Frequently Asked Questions

You can set them by clicking on the (x, y) plane on the screen or by directly entering numerical values into the input fields. The clicked point becomes the initial state, from which the trajectory is calculated and drawn using the RK4 method. It is also possible to specify multiple initial conditions for comparison.
Nullclines are curves where dx/dt = 0 or dy/dt = 0. Their intersections are equilibrium points (fixed points). By visualizing nullclines, you can intuitively grasp the flow direction of the system and the locations of equilibrium points, which is important as a preliminary step for stability analysis.
The eigenvalues of the Jacobian matrix at the equilibrium point are calculated, and stability is determined by the sign of the real parts. If both real parts are negative, the point is stable (attractor); if positive, unstable (repeller); if they have opposite signs, it is a saddle point. If there are imaginary parts, the behavior involves spiraling toward or away from the point.
Yes, in custom mode you can freely define f(x, y) and g(x, y). The expressions support common operators (+, -, *, /, ^) and functions (sin, cos, exp, log, etc.). Parameters can also be adjusted with sliders, allowing you to explore various nonlinear systems.

Real-World Applications

Nonlinear Structural Vibration (CAE): Engineers use phase plane analysis to study the stability of structures under dynamic loads, like a swaying bridge or building in an earthquake. By modeling the system as a nonlinear oscillator (similar to the pendulum here), they can identify dangerous amplitude thresholds and design damping systems to keep the response within a stable region.

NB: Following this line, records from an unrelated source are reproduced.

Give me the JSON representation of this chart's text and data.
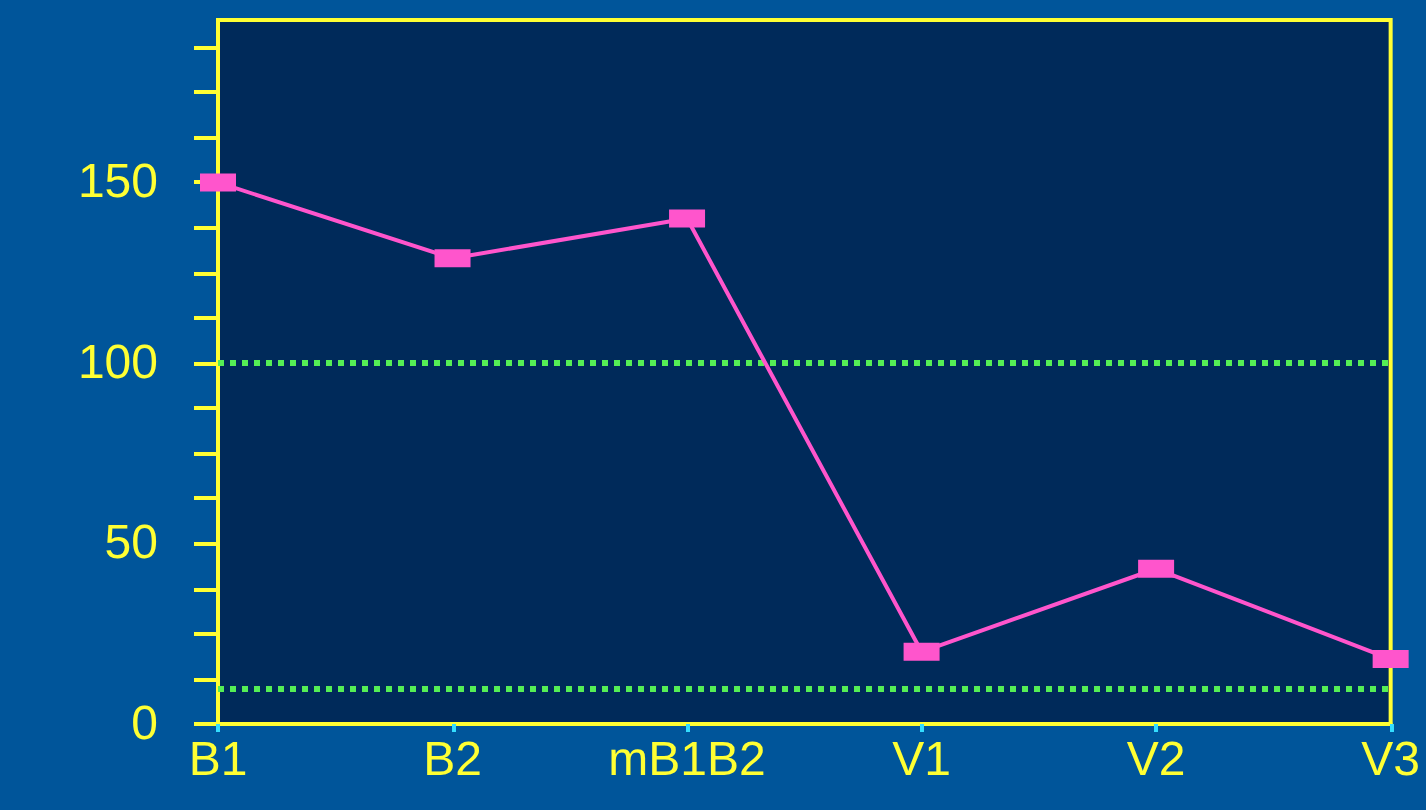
{
  "chart_data": {
    "type": "line",
    "categories": [
      "B1",
      "B2",
      "mB1B2",
      "V1",
      "V2",
      "V3"
    ],
    "series": [
      {
        "color": "#ff55cc",
        "values": [
          150,
          129,
          140,
          20,
          43,
          18
        ]
      }
    ],
    "ylim": [
      0,
      195
    ],
    "yticks": [
      0,
      {
        "value": 12.5,
        "label": null
      },
      {
        "value": 25,
        "label": null
      },
      {
        "value": 37.5,
        "label": null
      },
      50,
      {
        "value": 62.5,
        "label": null
      },
      {
        "value": 75,
        "label": null
      },
      {
        "value": 87.5,
        "label": null
      },
      100,
      {
        "value": 112.5,
        "label": null
      },
      {
        "value": 125,
        "label": null
      },
      {
        "value": 137.5,
        "label": null
      },
      150,
      {
        "value": 162.5,
        "label": null
      },
      {
        "value": 175,
        "label": null
      },
      {
        "value": 187.5,
        "label": null
      }
    ],
    "ref_lines": [
      {
        "axis": "y",
        "value": 100,
        "color": "#55ee55",
        "line_style": "dotted"
      },
      {
        "axis": "y",
        "value": 10,
        "color": "#55ee55",
        "line_style": "dotted"
      }
    ],
    "grid": false,
    "marker": "square",
    "line_style": "solid"
  }
}
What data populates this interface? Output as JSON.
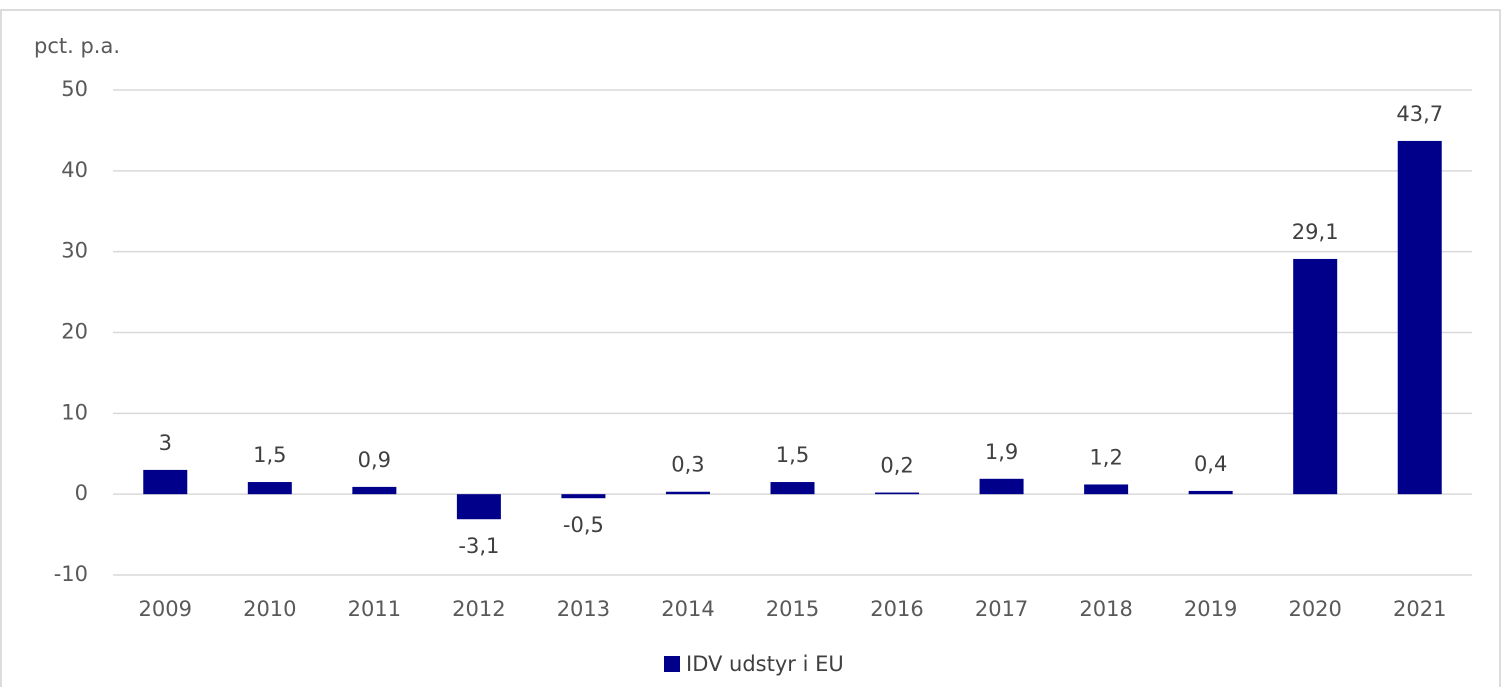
{
  "chart_data": {
    "type": "bar",
    "y_axis_label": "pct. p.a.",
    "categories": [
      "2009",
      "2010",
      "2011",
      "2012",
      "2013",
      "2014",
      "2015",
      "2016",
      "2017",
      "2018",
      "2019",
      "2020",
      "2021"
    ],
    "series": [
      {
        "name": "IDV udstyr i EU",
        "color": "#00008b",
        "values": [
          3,
          1.5,
          0.9,
          -3.1,
          -0.5,
          0.3,
          1.5,
          0.2,
          1.9,
          1.2,
          0.4,
          29.1,
          43.7
        ],
        "value_labels": [
          "3",
          "1,5",
          "0,9",
          "-3,1",
          "-0,5",
          "0,3",
          "1,5",
          "0,2",
          "1,9",
          "1,2",
          "0,4",
          "29,1",
          "43,7"
        ]
      }
    ],
    "ylim": [
      -10,
      50
    ],
    "yticks": [
      -10,
      0,
      10,
      20,
      30,
      40,
      50
    ],
    "grid": true,
    "legend": "bottom"
  }
}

Control Systems & Limit Cycle Detection: In robotics and aerospace, control systems are designed to stabilize unstable equilibria (like a balancing robot). The phase plane reveals limit cycles—isolated closed orbits that represent sustained oscillations. Engineers adjust controller gains (parameters in the simulator) to eliminate unwanted limit cycles or create desired stable ones.

Epidemiological Modeling: The classic SIR (Susceptible-Infected-Recovered) model for disease spread can be reduced to a 2D system. The phase plane shows how small changes in the transmission rate (a model parameter) can shift the equilibrium from disease-free (stable) to an endemic state, helping public health officials plan interventions.

Chemical Reaction Networks: In a continuously stirred tank reactor, the concentrations of two key reactants can be modeled with coupled ODEs. Phase plane analysis identifies stable operating points (high yield) and avoids unstable ones that could lead to runaway reactions or quenching, which is critical for safe and efficient chemical plant design.

Common Misconceptions and Points to Note

First, understand that "a phase plane is not merely a plot of trajectories." A trajectory is a single line starting from an initial condition, but the true value of phase plane analysis lies in observing the entire direction field (arrows) to grasp the overall 'flow.' It is risky to look at just one trajectory and hastily conclude, "This system oscillates." For example, even in damped oscillation, the motion may appear complex if the initial energy is high, but by observing the entire direction field, you can see how all arrows are eventually drawn into a single point (a stable equilibrium).

Next, consider the "scale" of parameter settings. For instance, in a "pendulum" model, changing the damping coefficient `b` from 0.1 to 1.0 dramatically alters the behavior. However, if the display range `R` remains at the default ±5, the arrows may become densely packed around the equilibrium, obscuring the flow. The key is to use the "Display Range ±R" slider to widen or narrow your view when you change parameters. In practice, proper scaling is essential.

Finally, beware of the pitfall that "real-time simulation is not a panacea." This tool draws trajectories using numerical computation. For highly sensitive systems (e.g., near the unstable manifold of a saddle point), even a tiny numerical error can send the trajectory in a completely different direction. Do not blindly trust simulation results; cultivate the habit of always cross-checking them with theory—asking, "Is this result truly reliable?" and comparing it with theoretical expectations (the shape of nullclines, predictions from linearization of equilibrium points).